In the `Intrigues of the Cabinet' may be seen the account of a quarrel between Madame de Montbazon and the Princess de Condé, in the course of which the former was guilty of very gross insults towards the Princess. The Queen, Ann of Austria, ordered that Madame Montbazon should retire from every place at which the Princess was present. [2]

Under the English law there are various instances in which, though not under the name of punishment, restrictions are imposed upon certain classes of persons. Catholics were formerly not allowed to exercise either the profession of the law or that of medicine. Persons refusing to take the sacrament according to the rites of the Church of England were excluded from all public offices.

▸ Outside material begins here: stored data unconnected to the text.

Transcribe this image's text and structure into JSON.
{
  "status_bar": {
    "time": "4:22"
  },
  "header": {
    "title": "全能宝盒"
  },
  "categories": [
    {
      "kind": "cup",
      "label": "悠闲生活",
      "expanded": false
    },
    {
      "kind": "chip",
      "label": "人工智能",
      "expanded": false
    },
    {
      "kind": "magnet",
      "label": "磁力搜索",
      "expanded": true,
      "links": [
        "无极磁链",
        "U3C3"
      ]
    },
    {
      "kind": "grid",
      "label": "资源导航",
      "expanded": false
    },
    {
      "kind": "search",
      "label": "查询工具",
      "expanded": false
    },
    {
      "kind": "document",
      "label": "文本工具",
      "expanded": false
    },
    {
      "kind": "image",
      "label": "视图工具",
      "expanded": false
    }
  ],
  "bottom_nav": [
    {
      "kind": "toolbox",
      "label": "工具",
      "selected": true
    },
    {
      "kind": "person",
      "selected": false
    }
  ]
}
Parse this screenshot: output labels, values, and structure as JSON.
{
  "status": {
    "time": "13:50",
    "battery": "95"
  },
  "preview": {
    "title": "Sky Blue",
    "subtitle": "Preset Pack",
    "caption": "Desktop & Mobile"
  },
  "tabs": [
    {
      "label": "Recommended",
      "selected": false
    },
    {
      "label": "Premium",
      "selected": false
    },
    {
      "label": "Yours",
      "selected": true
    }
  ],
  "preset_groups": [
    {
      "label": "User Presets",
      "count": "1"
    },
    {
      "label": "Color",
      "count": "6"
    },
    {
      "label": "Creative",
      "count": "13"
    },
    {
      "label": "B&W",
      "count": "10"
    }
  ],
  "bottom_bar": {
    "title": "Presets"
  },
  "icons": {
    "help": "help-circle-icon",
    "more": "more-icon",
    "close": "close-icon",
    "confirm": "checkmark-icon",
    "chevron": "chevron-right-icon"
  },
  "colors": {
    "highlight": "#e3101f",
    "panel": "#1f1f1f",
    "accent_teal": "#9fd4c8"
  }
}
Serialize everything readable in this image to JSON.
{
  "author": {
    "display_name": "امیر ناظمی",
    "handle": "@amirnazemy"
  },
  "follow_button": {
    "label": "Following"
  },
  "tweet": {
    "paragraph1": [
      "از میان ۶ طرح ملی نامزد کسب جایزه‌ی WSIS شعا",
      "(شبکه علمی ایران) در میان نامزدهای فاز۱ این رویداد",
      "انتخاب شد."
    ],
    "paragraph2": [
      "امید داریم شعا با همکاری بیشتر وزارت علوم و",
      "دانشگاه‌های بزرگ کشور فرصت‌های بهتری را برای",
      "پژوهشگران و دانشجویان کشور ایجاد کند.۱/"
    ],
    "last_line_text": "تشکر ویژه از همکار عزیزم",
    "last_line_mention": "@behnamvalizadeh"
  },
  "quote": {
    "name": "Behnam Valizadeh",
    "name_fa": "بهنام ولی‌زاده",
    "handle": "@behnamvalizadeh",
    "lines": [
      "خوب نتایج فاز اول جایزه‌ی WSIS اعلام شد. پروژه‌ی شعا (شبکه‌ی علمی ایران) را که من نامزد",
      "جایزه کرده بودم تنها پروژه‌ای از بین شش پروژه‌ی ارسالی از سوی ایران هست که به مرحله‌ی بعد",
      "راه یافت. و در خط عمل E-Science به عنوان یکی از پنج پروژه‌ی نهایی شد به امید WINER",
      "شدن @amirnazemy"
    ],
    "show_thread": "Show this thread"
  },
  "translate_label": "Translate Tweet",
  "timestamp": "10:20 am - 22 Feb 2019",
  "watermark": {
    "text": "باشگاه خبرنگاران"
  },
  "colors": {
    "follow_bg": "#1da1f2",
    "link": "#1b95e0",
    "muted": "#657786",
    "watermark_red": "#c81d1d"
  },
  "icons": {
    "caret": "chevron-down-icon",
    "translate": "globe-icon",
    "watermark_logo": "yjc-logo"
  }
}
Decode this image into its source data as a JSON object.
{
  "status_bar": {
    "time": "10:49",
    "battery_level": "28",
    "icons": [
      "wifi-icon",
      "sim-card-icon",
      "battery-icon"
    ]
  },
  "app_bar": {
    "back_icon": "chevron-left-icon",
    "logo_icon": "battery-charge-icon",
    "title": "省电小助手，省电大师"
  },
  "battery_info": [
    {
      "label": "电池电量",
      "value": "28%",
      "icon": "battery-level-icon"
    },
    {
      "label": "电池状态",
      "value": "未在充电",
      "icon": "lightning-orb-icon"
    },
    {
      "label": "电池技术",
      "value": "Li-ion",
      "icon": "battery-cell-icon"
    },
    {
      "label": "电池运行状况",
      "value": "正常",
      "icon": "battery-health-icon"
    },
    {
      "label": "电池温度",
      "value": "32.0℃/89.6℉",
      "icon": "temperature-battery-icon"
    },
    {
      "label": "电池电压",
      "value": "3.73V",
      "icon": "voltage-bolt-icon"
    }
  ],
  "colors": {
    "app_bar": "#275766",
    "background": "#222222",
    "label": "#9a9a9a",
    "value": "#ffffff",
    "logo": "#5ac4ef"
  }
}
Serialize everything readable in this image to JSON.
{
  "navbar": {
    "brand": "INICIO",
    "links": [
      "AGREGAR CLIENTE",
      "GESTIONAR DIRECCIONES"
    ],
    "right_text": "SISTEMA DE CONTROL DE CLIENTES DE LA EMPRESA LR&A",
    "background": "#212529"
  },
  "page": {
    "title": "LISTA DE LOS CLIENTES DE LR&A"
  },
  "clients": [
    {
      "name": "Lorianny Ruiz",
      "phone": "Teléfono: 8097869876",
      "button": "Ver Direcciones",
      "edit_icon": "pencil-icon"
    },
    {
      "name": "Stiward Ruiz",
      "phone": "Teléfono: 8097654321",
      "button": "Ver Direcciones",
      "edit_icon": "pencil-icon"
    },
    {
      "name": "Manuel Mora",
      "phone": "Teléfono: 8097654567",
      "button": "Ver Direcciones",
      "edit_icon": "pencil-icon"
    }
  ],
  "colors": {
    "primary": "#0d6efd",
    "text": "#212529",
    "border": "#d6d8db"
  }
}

Such was the law: the practice was always to otherwise: in point of fact, a very large proportion of offices, civil and military, were filled by persons who had never taken the oaths required, but who were protected from the penalties to which they would otherwise have been subjected by an annual bill of indemnity. In point of right, the security thus afforded was a precarious one, but the uninterrupted practice of nearly a century left little room for apprehension on the part of the persons interested.

The restrictions here in question were not designed to operate as punishments; they were originally imposed with a view of avoiding the danger which, it was apprehended, might be incurred by vesting in the hands of persons of certain religious persuasions, situations of public trust. This, at least, was the avowed political reason: the true cause of the exclusion was however religious animosity: they were acts of antipathy.

But these were not the only motives: self-interest had its share in producing the exclusion. Exclude one set of persons, and you confer a benefit on another set: those to whom the right is reserved have to contend with a smaller number of competitors, and their prospect of gain is increased: these restrictive laws, originating in religious hatred, were afterwards maintained by injustice; the persecution began by misguided bigotry, was persisted in long after the original inducement had been forgotten, from the most sordid injustice. This is the short history of the persecutions in Ireland. For the benefit of the Protestants, the restrictive laws against the Catholics were kept in force: out of eight millions of inhabitants, a selection was made of one million, on whom were conferred all offices of power or of profit. In this state of things, whilst privileges are, by the continuance of the persecuting laws, placed in the hands of the persecutors, the procuring their abolition may be expected to be attended with no small difficulty. The true motive---the sordid one---will long be concealed under the mask of religion.

Though it may be said that these restrictions are not designed to operate as punishments, and that, in the making of this general law, no particular individual was aimed at, yet there results from it a distinction injurious to the particular class of persons affected by it---necessarily injurious, since the continuance of the law can be justified only by supposing them to be dangerous and disloyal. Such laws form a nucleus around which public prejudice collects; and the legislator, by acquiescing in these transient jealousies, strengthens them, and renders them permanent. They are the remnants of a disease which has been universal, and which, after its cure, has left behind it deep and lasting scars.